GrannyD who has lived through history we seem to study and about which we speculate has the following to say about the current divisions of the country:
My recent campaign for the U.S. Senate in New Hampshire was a great adventure, and its eventual outcome was fairly well-known even before we began--though we worked hard to win. Would I have decided to run had I known in advance that I would not win? The answer is yes, I would have still done it, for life itself has a predictable outcome, and it is not in our final day that meaning comes to our lives, but in the days spent along our way.
As to the politics of my effort, I will tell you that I am an old Progressive-Populist, and that tradition has crossed both the Republican and Democratic lines, and now the Reform and Green lines, too, but it is considered more of the left, now, than the right.

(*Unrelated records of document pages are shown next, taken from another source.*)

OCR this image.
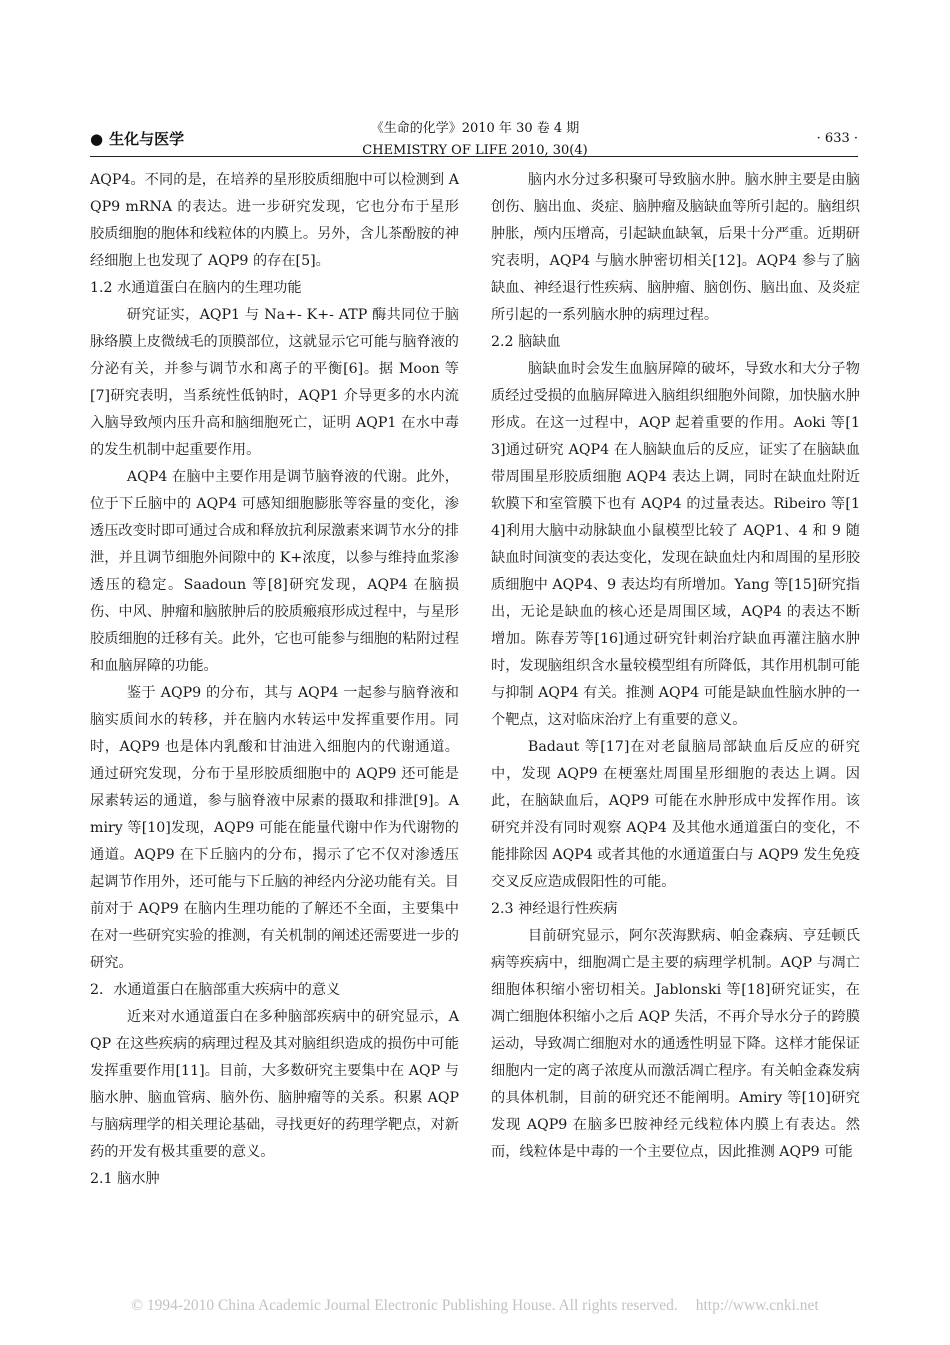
● 生化与医学
《生命的化学》2010 年 30 卷 4 期
CHEMISTRY OF LIFE 2010, 30(4)
· 633 ·

AQP4。不同的是，在培养的星形胶质细胞中可以检测到 AQP9 mRNA 的表达。进一步研究发现，它也分布于星形胶质细胞的胞体和线粒体的内膜上。另外，含儿茶酚胺的神经细胞上也发现了 AQP9 的存在[5]。

1.2 水通道蛋白在脑内的生理功能

研究证实，AQP1 与 Na+- K+- ATP 酶共同位于脑脉络膜上皮微绒毛的顶膜部位，这就显示它可能与脑脊液的分泌有关，并参与调节水和离子的平衡[6]。据 Moon 等[7]研究表明，当系统性低钠时，AQP1 介导更多的水内流入脑导致颅内压升高和脑细胞死亡，证明 AQP1 在水中毒的发生机制中起重要作用。

AQP4 在脑中主要作用是调节脑脊液的代谢。此外，位于下丘脑中的 AQP4 可感知细胞膨胀等容量的变化，渗透压改变时即可通过合成和释放抗利尿激素来调节水分的排泄，并且调节细胞外间隙中的 K+浓度，以参与维持血浆渗透压的稳定。Saadoun 等[8]研究发现，AQP4 在脑损伤、中风、肿瘤和脑脓肿后的胶质瘢痕形成过程中，与星形胶质细胞的迁移有关。此外，它也可能参与细胞的粘附过程和血脑屏障的功能。

鉴于 AQP9 的分布，其与 AQP4 一起参与脑脊液和脑实质间水的转移，并在脑内水转运中发挥重要作用。同时，AQP9 也是体内乳酸和甘油进入细胞内的代谢通道。通过研究发现，分布于星形胶质细胞中的 AQP9 还可能是尿素转运的通道，参与脑脊液中尿素的摄取和排泄[9]。Amiry 等[10]发现，AQP9 可能在能量代谢中作为代谢物的通道。AQP9 在下丘脑内的分布，揭示了它不仅对渗透压起调节作用外，还可能与下丘脑的神经内分泌功能有关。目前对于 AQP9 在脑内生理功能的了解还不全面，主要集中在对一些研究实验的推测，有关机制的阐述还需要进一步的研究。

2．水通道蛋白在脑部重大疾病中的意义

近来对水通道蛋白在多种脑部疾病中的研究显示，AQP 在这些疾病的病理过程及其对脑组织造成的损伤中可能发挥重要作用[11]。目前，大多数研究主要集中在 AQP 与脑水肿、脑血管病、脑外伤、脑肿瘤等的关系。积累 AQP 与脑病理学的相关理论基础，寻找更好的药理学靶点，对新药的开发有极其重要的意义。

2.1 脑水肿

脑内水分过多积聚可导致脑水肿。脑水肿主要是由脑创伤、脑出血、炎症、脑肿瘤及脑缺血等所引起的。脑组织肿胀，颅内压增高，引起缺血缺氧，后果十分严重。近期研究表明，AQP4 与脑水肿密切相关[12]。AQP4 参与了脑缺血、神经退行性疾病、脑肿瘤、脑创伤、脑出血、及炎症所引起的一系列脑水肿的病理过程。

2.2 脑缺血

脑缺血时会发生血脑屏障的破坏，导致水和大分子物质经过受损的血脑屏障进入脑组织细胞外间隙，加快脑水肿形成。在这一过程中，AQP 起着重要的作用。Aoki 等[13]通过研究 AQP4 在人脑缺血后的反应，证实了在脑缺血带周围星形胶质细胞 AQP4 表达上调，同时在缺血灶附近软膜下和室管膜下也有 AQP4 的过量表达。Ribeiro 等[14]利用大脑中动脉缺血小鼠模型比较了 AQP1、4 和 9 随缺血时间演变的表达变化，发现在缺血灶内和周围的星形胶质细胞中 AQP4、9 表达均有所增加。Yang 等[15]研究指出，无论是缺血的核心还是周围区域，AQP4 的表达不断增加。陈春芳等[16]通过研究针刺治疗缺血再灌注脑水肿时，发现脑组织含水量较模型组有所降低，其作用机制可能与抑制 AQP4 有关。推测 AQP4 可能是缺血性脑水肿的一个靶点，这对临床治疗上有重要的意义。

Badaut 等[17]在对老鼠脑局部缺血后反应的研究中，发现 AQP9 在梗塞灶周围星形细胞的表达上调。因此，在脑缺血后，AQP9 可能在水肿形成中发挥作用。该研究并没有同时观察 AQP4 及其他水通道蛋白的变化，不能排除因 AQP4 或者其他的水通道蛋白与 AQP9 发生免疫交叉反应造成假阳性的可能。

2.3 神经退行性疾病

目前研究显示，阿尔茨海默病、帕金森病、亨廷顿氏病等疾病中，细胞凋亡是主要的病理学机制。AQP 与凋亡细胞体积缩小密切相关。Jablonski 等[18]研究证实，在凋亡细胞体积缩小之后 AQP 失活，不再介导水分子的跨膜运动，导致凋亡细胞对水的通透性明显下降。这样才能保证细胞内一定的离子浓度从而激活凋亡程序。有关帕金森发病的具体机制，目前的研究还不能阐明。Amiry 等[10]研究发现 AQP9 在脑多巴胺神经元线粒体内膜上有表达。然而，线粒体是中毒的一个主要位点，因此推测 AQP9 可能

© 1994-2010 China Academic Journal Electronic Publishing House. All rights reserved. http://www.cnki.net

I understand that many of you hold far different political beliefs, and, rather than bend my remarks to the agreement of all, let me instead help you see inside the thinking of a particular kind of belief system that has been important in America since just after the Civil War, when farmers banded together to fight the railroad, banking and meat packing monopolies by forming their own political party.
That party, the Populist Party, which was largely based in rural America, joined forces with the more urban-based Progressive Party at turn of the 20th Century. The leaders of this powerful new movement, which sprang for the most part out of the town of Madison, Wisconsin, included Robert "Fighting Bob" La Follette, whose seat in the U.S. Senate is now held appropriately by Russ Feingold, a solid reformer whose campaign finance reform bill I walked across America to support. When La Follette raised the Progressive movement to great power in America, leaders like Theodore Roosevelt were quick to see the future and danced quickly in front of that parade.
Out of that movement we got the monopoly-busting anti-trust laws, which largely came undone in the Reagan Administration, the labor laws which gave America the strongest and most prosperous middle class the world had ever seen—also which came undone in the Reagan Administration, with later help in the Clinton Administration. And from the Progressive-Populist Movement we got environmental clean-up laws, worker safety laws, and the Social Security System, which ended the long era of elder destitution that had been increasingly a fact as industrialization overran the family agrarian roots of our nation.
My father and mother were solid Republicans, and they celebrated and participated in many of these reforms. Most Americans, through most of my lifetime, have seen the federal government as a necessary tool for working Americans to provide for justice and its prosperity.
All those beliefs and accomplishments are now coming undone or are under attack. Social Security will be the next to fall, perhaps, and we see it coming, as America becomes again what it was in the first days of industrialization: a nation of the very rich and the very poor--the exploiters, who own the politicians, and, on the other side, the exploited, whose great power to move history smolders silently, waiting for the oxygen of leadership and political opportunity.
It is interesting to those of us on the left that the American vote no longer breaks down as a division of the exploiter and the exploited. People seem happy to vote for those who do everything possible to export their jobs, give their common wealth to the already too-wealthy, and undermine their social safety net programs, their right to organize, right to privacy, and on and on.